Tax surcharge for rail
would be a mistake

Adding a county surcharge to the general excise tax to pay for a rail transit system is a bad idea for a number of reasons.

» The combined state and local tax burden in Hawaii is already very high. Whether you look at total dollars per capita, percentage of personal income paid in taxes or any other measure, Hawaii is already in the top four or five states in the country in terms of total state and local tax burden. Raising already-high taxes would discourage new investment and hurt our economy. A tax increase sends the wrong message to the rest of the world. We want to project an image of Hawaii as a good place to do business -- a tax increase says exactly the opposite.

» Existing businesses that are already struggling would have to pay significantly more GE tax. Since the GE tax is a tax on gross receipts -- not net income -- even businesses that are losing money would have to pay more.
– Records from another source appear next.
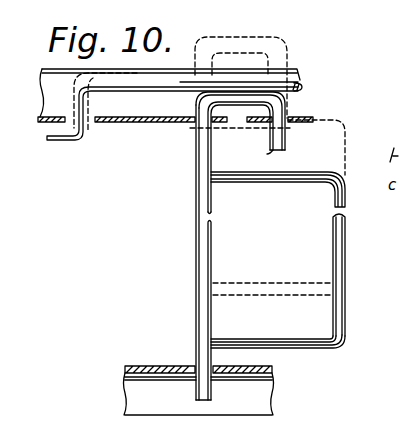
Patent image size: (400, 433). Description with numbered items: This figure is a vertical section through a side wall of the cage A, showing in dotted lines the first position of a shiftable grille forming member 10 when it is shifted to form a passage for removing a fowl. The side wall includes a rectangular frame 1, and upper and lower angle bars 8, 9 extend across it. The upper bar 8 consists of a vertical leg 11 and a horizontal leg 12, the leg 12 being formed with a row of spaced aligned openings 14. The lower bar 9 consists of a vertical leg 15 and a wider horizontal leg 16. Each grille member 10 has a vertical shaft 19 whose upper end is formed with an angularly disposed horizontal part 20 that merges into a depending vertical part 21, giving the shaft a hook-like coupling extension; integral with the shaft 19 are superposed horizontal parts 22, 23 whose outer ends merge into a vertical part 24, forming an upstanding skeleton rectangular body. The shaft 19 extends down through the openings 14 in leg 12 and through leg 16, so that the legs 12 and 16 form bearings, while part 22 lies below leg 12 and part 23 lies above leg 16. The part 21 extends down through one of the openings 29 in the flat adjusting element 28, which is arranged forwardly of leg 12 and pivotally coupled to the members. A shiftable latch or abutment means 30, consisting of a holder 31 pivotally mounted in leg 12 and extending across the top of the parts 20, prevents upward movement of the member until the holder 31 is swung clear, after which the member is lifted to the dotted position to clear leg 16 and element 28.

The rectangular frame 1 is at (352, 188).
The upper angle bar 8 is at (131, 127).
The lower angle bar 9 is at (158, 343).
The shiftable grille forming member 10 is at (350, 233).
The vertical leg of bar 8 11 is at (53, 105).
The horizontal leg of bar 8 12 is at (118, 123).
The openings in leg 12 14 is at (192, 124).
The vertical leg of bar 9 15 is at (257, 395).
The horizontal leg of bar 9 16 is at (133, 366).
The vertical shaft 19 is at (205, 258).
The horizontal part 20 is at (237, 104).
The depending vertical part 21 is at (279, 147).
The upper horizontal part 22 is at (276, 183).
The lower horizontal part 23 is at (262, 340).
The vertical part 24 is at (336, 247).
The adjusting element 28 is at (318, 119).
The openings in element 28 29 is at (299, 86).
The shiftable latch or abutment means 30 is at (327, 52).
The holder 31 is at (177, 88).
The cage A is at (216, 203).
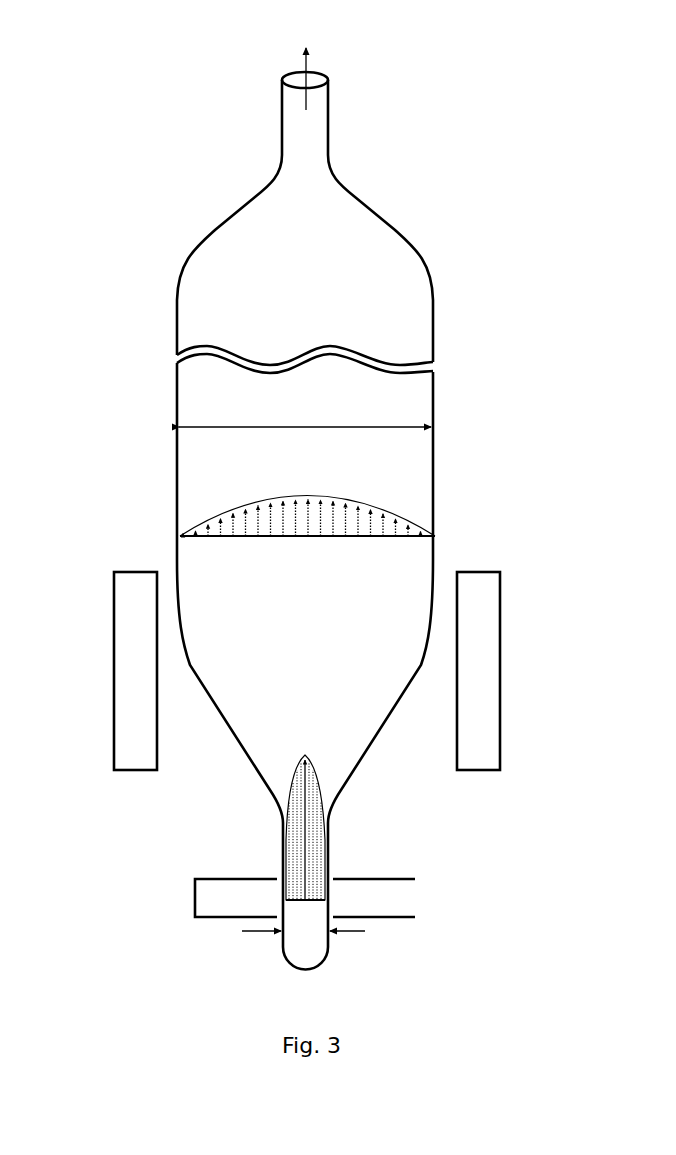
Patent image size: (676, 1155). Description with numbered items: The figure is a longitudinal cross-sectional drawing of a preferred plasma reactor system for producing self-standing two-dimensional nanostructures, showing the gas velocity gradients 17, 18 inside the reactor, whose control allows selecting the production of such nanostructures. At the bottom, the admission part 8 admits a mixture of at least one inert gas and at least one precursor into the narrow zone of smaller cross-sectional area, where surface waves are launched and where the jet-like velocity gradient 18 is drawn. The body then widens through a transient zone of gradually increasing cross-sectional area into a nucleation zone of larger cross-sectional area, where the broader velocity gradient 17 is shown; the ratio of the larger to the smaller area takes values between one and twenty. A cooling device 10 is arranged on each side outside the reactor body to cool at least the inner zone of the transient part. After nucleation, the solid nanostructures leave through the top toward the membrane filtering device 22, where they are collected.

Businesses that are barely surviving now would be hit with a substantial tax increase.

» The GE tax is regressive, with a proportionately higher burden on lower-income individuals and families. Increasing the tax would magnify this effect.

» The real property tax that currently funds county operations is deductible for federal income tax purposes -- in effect, the federal government picks up a share of the taxpayer's cost. If a taxpayer is in the 25 percent income tax bracket, each dollar of real property tax has a net cost of 75 cents. That advantage does not apply to the GE tax. If we must have a tax increase -- and I'm not advocating any tax increase -- it makes more sense to increase a tax that the federal government subsidizes.

» Each county would be free to enact, or not enact, its own tax. The counties could potentially have different tax rates, or end up with different definitions and/or exemptions. This would complicate business for any taxpayer operating in more than one county. Moreover, Hawaii has already joined many other states in the Streamlined Sales Tax Project, an effort to simplify state taxes and to promote greater uniformity among states. Adding a new and separate county tax is a step in exactly the opposite direction.

» Enforcement and administration of the new surcharge would be a burden on the Department of Taxation. The department has already gone on record opposing the proposed surcharge.

» We are already hearing calls for more revenue for other purposes, such as education and health care. Once we have a county tax in place, there will inevitably be suggestions to increase it because of some urgent need for funding of some vital program.

» Finally, the idea that we can "export" part of our tax burden by collecting GE tax from tourists is a myth. Although tourists pay taxes, those taxes raise the cost of Hawaii as a destination. In the long run, if we make Hawaii more expensive, more people will choose to vacation in Mexico or the Caribbean. Like it or not, Hawaii is competing in a worldwide market; raising taxes makes us less competitive.

We need to stimulate economic growth and business development in Hawaii. A county surcharge added to the GE tax would do just the opposite.


Ronald Heller is an attorney and CPA, and chairman of the National Federation of Independent Business, Hawaii Leadership Council.